New comment by bnewbold in "I downloaded all 1.6M posts on Bluesky"

bnewbold — Sat, 06 May 2023 22:26:08 +0000

some quick thoughts/notes (I am on the bluesky team, but this isn't an official policy statement):

- content on bluesky is public, but we have not set expectations/comms around that well yet, and this dump may be a surprise to some existing accounts. where exactly bluesky falls on the spectrum from "congressional register (immutable)" to "public web" to "public IRC or discord room" to "private signal group" is still being worked out, but probably closest to "public web"

- the protocol supports both "deletions" (retaining history), and "purge" (aka "rebase") to remove all not-current content. this isn't exposed via UI yet and accounts have not had the chance to purge old deletions

- the federation protocol and unified firehose should make it possible for third parties to maintain a live mirror of the entire corpus. importantly, it will be easy (or at least "easier") to respect intents w/r/t deletions when done this way, compared to dumps

- obviously neither "deletion" nor "purge" can perfectly remove content from 3rd party dumps and infra, or from hostile parties. but it does signal user intent clearly, and we expect as a norm that third parties will respect that intent.
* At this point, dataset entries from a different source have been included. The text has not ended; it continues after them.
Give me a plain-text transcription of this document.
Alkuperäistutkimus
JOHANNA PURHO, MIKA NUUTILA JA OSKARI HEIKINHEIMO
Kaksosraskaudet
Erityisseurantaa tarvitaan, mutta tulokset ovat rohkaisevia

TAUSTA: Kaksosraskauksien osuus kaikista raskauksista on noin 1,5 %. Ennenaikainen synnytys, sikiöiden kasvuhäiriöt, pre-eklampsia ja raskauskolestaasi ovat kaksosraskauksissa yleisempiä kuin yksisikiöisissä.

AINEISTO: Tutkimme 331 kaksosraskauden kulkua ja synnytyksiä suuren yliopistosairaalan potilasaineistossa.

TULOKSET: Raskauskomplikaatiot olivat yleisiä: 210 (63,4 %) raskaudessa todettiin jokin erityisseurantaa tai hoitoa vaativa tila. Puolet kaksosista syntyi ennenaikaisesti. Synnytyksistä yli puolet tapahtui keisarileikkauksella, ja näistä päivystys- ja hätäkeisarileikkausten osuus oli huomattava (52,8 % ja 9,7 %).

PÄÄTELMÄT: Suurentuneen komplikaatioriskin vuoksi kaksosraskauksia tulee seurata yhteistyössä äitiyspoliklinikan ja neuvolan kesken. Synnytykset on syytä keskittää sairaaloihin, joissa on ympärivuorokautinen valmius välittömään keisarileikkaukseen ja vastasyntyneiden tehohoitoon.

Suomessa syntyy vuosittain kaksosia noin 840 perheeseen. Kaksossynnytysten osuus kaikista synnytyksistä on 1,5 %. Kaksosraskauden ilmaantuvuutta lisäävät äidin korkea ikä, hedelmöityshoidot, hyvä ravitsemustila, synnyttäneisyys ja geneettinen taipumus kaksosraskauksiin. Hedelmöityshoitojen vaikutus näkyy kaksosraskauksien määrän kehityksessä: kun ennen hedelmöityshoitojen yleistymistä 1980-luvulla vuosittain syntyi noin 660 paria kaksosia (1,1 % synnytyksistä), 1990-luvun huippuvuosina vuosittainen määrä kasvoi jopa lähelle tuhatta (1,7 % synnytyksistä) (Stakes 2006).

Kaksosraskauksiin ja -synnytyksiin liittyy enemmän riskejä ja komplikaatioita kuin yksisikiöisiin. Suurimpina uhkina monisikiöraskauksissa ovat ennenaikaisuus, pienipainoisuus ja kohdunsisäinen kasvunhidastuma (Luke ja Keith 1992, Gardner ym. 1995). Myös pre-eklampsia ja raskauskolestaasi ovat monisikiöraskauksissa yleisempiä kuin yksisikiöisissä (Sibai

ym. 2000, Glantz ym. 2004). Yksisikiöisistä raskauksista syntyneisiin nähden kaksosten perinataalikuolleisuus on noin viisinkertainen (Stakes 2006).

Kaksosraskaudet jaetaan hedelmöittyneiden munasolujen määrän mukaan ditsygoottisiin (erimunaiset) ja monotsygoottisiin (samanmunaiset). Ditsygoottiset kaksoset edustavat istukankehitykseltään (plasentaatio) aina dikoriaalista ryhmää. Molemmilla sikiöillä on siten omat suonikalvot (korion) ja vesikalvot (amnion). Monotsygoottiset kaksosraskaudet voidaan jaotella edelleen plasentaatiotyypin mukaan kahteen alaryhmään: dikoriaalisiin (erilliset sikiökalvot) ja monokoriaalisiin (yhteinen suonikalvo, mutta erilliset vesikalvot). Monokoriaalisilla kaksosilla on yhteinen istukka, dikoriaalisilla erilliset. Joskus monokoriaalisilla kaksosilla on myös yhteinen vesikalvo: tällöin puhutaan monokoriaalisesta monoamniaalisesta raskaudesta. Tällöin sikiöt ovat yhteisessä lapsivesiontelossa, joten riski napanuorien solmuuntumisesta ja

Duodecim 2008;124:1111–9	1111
ADS-B, robots.txt, CC licensing are related to these norms, though all unique. right-to-be-forgotten, archiving, re-use licensing, use in ML training, commercial/non-profit reuse, search indexing, etc, are all on our radar

- blobs/images are not included in this corpus

- this specific corpus does not (I assume) include our important "label" moderation metadata. at least for our (Bluesky) core moderation decisions, that information will be public

- private/group content is not yet part of protocol. eg, no built-in mechanism for DMs or follower-only posts. we will probably do those eventually, but it will be basically a whole separate protocol, not a bolt-on to existing stuff. wildly different privacy/security concerns with non-public content

- there are some other cool projects, like https://bsky.jazco.dev/, working with the full social graph, pulled via public API

New comment by bnewbold in "How to set your domain as your handle"

bnewbold — Sat, 29 Apr 2023 05:58:07 +0000

dropped domains will be a bit of a UX problem.

the human root of identity is the handle (memorable/recognizable), but the real identity root for the account is a DID. which is a pretty open/wild spec, so we mostly use did:plc ("placeholder"), which is a self-authenticating tricky tricky.

withing the protocol and applications, everything under the hood works via DID references, not handle references. a domain handle works by pointing at a DID, but does not control the actual DID ("DID document"). so any old users/followers/href will still be attached to the "old account". and it would be possible for the old account to recovery and set up a new handle.

but the superficial bits (anchor text), and human identity for new lookups, are attached to the handle, and could get pointed to a new DID, or just not resolve. that would be messy.

New comment by bnewbold in "How to set your domain as your handle"

bnewbold — Sat, 29 Apr 2023 05:53:12 +0000

You can point your web browser to https://staging.bsky.app

The team is too small to develop and maintain even an electron desktop app or something like that wrapping the existing react-native-web SPA. But this leaves space for fancy third-party apps, or integration into multi-protocol desktop apps, as needed.